相続人の範囲の間違い

間違いが生じやすいケース

非嫡出子(婚外子)の相続権

認知された婚外子は、実子と同等の相続分がある

認知とは、嫡出でない子(非嫡出子)と親との間で法律上の親子関係を発生させる手続きのことです。法律上の婚姻関係にない男女間に生まれた子を非嫡出子といいます。最近は、「婚外子」という呼び方が一般的です。

父親と母親との間に婚姻関係がない場合、その間に生まれた子と母親の間の親子関係は、分娩という客観的な事実により発生します。母親の場合には認知は必要ありません。

父親と非嫡出子の間の親子関係は、認知によってはじめて成立します。したがって、父親の場合は、父親から認知を受けた非嫡出子のみが父親の相続人となり、認知前には、その子に父親の相続権はありません。

認知の方法には、生前に行う認知と、遺言による認知があります。

死後認知があると

被相続人の生前に認知されていなくても、民法により被相続人の死後3年以内でれば、検察官を相手に認知の訴えを起こすことができます。これを死後認知といいます。

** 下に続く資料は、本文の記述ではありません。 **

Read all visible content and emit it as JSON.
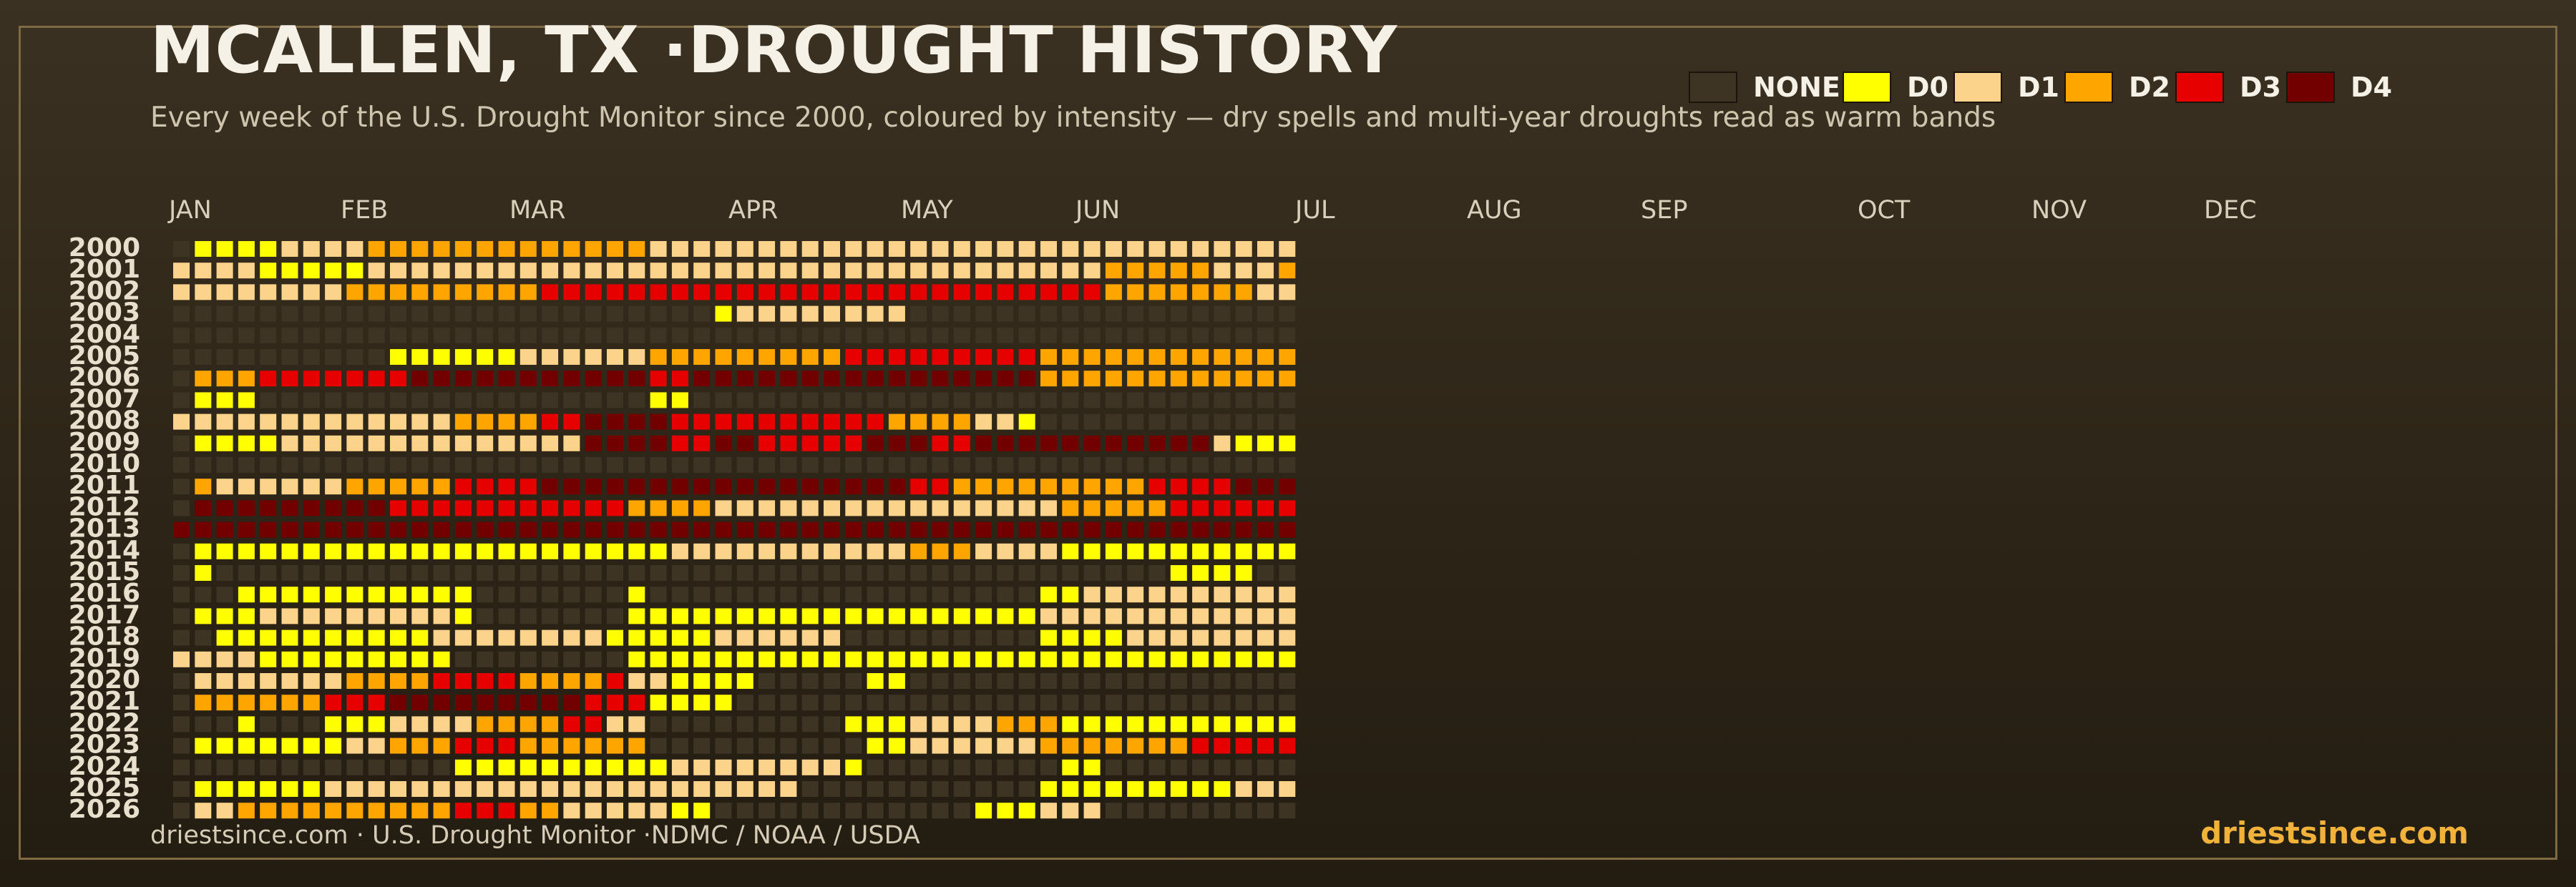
{
  "title": "MCALLEN, TX ·DROUGHT HISTORY",
  "subtitle": "Every week of the U.S. Drought Monitor since 2000, coloured by intensity — dry spells and multi-year droughts read as warm bands",
  "footer_left": "driestsince.com  · U.S. Drought Monitor ·NDMC / NOAA / USDA",
  "footer_right": "driestsince.com",
  "legend": [
    {
      "label": "NONE",
      "color": "#3e3424"
    },
    {
      "label": "D0",
      "color": "#ffff00"
    },
    {
      "label": "D1",
      "color": "#fcd38a"
    },
    {
      "label": "D2",
      "color": "#ffa500"
    },
    {
      "label": "D3",
      "color": "#e60000"
    },
    {
      "label": "D4",
      "color": "#730000"
    }
  ],
  "chart_data": {
    "type": "heatmap",
    "x_labels": [
      "JAN",
      "FEB",
      "MAR",
      "APR",
      "MAY",
      "JUN",
      "JUL",
      "AUG",
      "SEP",
      "OCT",
      "NOV",
      "DEC"
    ],
    "y_labels": [
      "2000",
      "2001",
      "2002",
      "2003",
      "2004",
      "2005",
      "2006",
      "2007",
      "2008",
      "2009",
      "2010",
      "2011",
      "2012",
      "2013",
      "2014",
      "2015",
      "2016",
      "2017",
      "2018",
      "2019",
      "2020",
      "2021",
      "2022",
      "2023",
      "2024",
      "2025",
      "2026"
    ],
    "scale": [
      "NONE",
      "D0",
      "D1",
      "D2",
      "D3",
      "D4"
    ],
    "unit": "weekly drought intensity (0=NONE .. 5=D4)",
    "rows": [
      {
        "year": "2000",
        "weeks": "011112222333333333333322222222222222222222222222222222222222222222222222222222222222"
      },
      {
        "year": "2001",
        "weeks": "2222111112222222222222222222222222222222222333332223333333222222222222"
      },
      {
        "year": "2002",
        "weeks": "2222222233333333344444444444444444444444444333333322222222222222222222"
      },
      {
        "year": "2003",
        "weeks": "0000000000000000000000000122222222000000000000000000000000000000000000"
      },
      {
        "year": "2004",
        "weeks": "0000000000000000000000000000000000000000000000000000000000000000000000"
      },
      {
        "year": "2005",
        "weeks": "0000000000111111222222333333333444444444333333333333333333333333333333"
      },
      {
        "year": "2006",
        "weeks": "0333444444455555555555445555555555555555333333333333333333333222222220"
      },
      {
        "year": "2007",
        "weeks": "0111000000000000000000110000000000000000000000000000000000000001111110"
      },
      {
        "year": "2008",
        "weeks": "2222222222222333344555544444444443333221000000000000000000000001111111"
      },
      {
        "year": "2009",
        "weeks": "0111122222222222222555544554444455544555555555552111111111111111111110"
      },
      {
        "year": "2010",
        "weeks": "0000000000000000000000000000000000000000000000000000000000000111111223"
      },
      {
        "year": "2011",
        "weeks": "0322222233333444455555555555555555443333333334444555555555555555555555"
      },
      {
        "year": "2012",
        "weeks": "0555555555444444444443333222222222222222233333444444455555555555555555"
      },
      {
        "year": "2013",
        "weeks": "5555555555555555555555555555555555555555555555555555444444444333333332"
      },
      {
        "year": "2014",
        "weeks": "0111111111111111111111122222222222333222211111111111111111111111111111"
      },
      {
        "year": "2015",
        "weeks": "0100000000000000000000000000000000000000000000111100000000000000000000"
      },
      {
        "year": "2016",
        "weeks": "0001111111111100000001000000000000000000112222222222222222222222221111"
      },
      {
        "year": "2017",
        "weeks": "0111222222222100000001111111111111111111222222222222222222222111111000"
      },
      {
        "year": "2018",
        "weeks": "0011111111112222222211111222222000000000111122222222222222222111111110"
      },
      {
        "year": "2019",
        "weeks": "2222111111111000000001111111111111111111111111111111111111111222222222"
      },
      {
        "year": "2020",
        "weeks": "0222222233334444333342211110000011000000000000000000000001112222223333"
      },
      {
        "year": "2021",
        "weeks": "0333333444555555555444111100000000000000000000000000000000000000000000"
      },
      {
        "year": "2022",
        "weeks": "0001000111222233334422000000000111222233311111111111111111111111111111"
      },
      {
        "year": "2023",
        "weeks": "0111111122333444333333000000000011222222333333344444442222222222111110"
      },
      {
        "year": "2024",
        "weeks": "0000000000000111111111122222222100000000011000000000000111111111111111"
      },
      {
        "year": "2025",
        "weeks": "0111111222222222222222222222200000000000111111111222222222222111111111"
      },
      {
        "year": "2026",
        "weeks": "0223333333333444332222211000000000000111222000000000000000000000000000"
      }
    ]
  }
}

死後認知が認められると、子は生まれたときから被相続人の子であったとみなされ相続人となります。つまり、認知は出生の時に遡って効力を生じるのです。

ただし、認知が認められた時に既に遺産分割が済んでいる場合には、やり直しを求めることはできません。その代わりに、被認知者は他の相続人に対して、価額の支払いを求めることが認められています。

価額の支払いについて、相続税の計算では、代償分割の方法と同じように計算します。

離婚した元配偶者と子供(前妻の子)

元配偶者は血縁関係がないため、相続人にはなりません。子供は離婚によって血縁関係がなくなるわけではないので、父親と母親のどちらが引き取って養育したかに関わらず嫡出子として相続権があります。

配偶者の連れ子

連れ子は、被相続人と血縁関係がないため相続人にはなりません。たとえ生計を共にしていたとしても、戸籍上、連れ子はなんの繋がりがない他人として扱われるのです。

実子と同じ第1順位の相続人とするには、生前に被相続人と養子縁組をしておく必要があります。なお、養子縁組を行わなくても、遺言によって連れ子に財産を残すことができます。

事実上、離婚状態の配偶者

配偶者であるかどうかは、相続開始時の戸籍で決まります。したがって、相続の開始時点で別居状態や離婚協議中の場合でも、相続権があります。

同時死亡の相続人

相続人は、相続時に生存している必要があり(胎児を除く)、これを同時存在の原則といいます。このため、相続関係にある者が死亡し、そのどちらが先に死亡したか明らかでない場合には、どちらの相続人の判定においても既に死亡しているものと推定します。つまり、同時死亡の場合には、相互に相続しないということです。なお、この規定は「推定」であるため、死亡の先後が立証できれば、その推定は覆されます。

例えば、祖父と夫が交通事故に遭い亡くなり同時死亡の推定の適用がある場合には、祖父と夫の間の相続はないことになるため、祖父の遺産を、妻は相続できません。

ただし、祖父が即死、夫が病院に搬送された後に死亡が確認された場合には、この同時死亡の推定は適用できません。親子は同じ事故で亡くなったのですが、祖父が死亡した後に夫が生存していたことが明らかなためです。

また、夫と妻の間に子がいた場合には、子が夫の相続権を代襲相続するため、夫の相続分と同じ相続権を子がもつことになります。

同時存在の原則

全血兄弟姉妹と半血兄弟姉妹

複数の兄弟姉妹が相続人になる場合、兄弟姉妹間で相続分を均等割することが原則ですが、例外があります。

複数の兄弟姉妹がいる場合で、その中に被相続人と親の一方のみを同じとする兄弟姉妹(半血兄弟姉妹)がいる場合には、その者は父母ともに同じ兄弟姉妹(全血兄弟姉妹)の2分の1が法定相続分となります。

なお、半血兄弟姉妹がいる場合でも、親からの相続については、原則どおり、相続分は均等となります。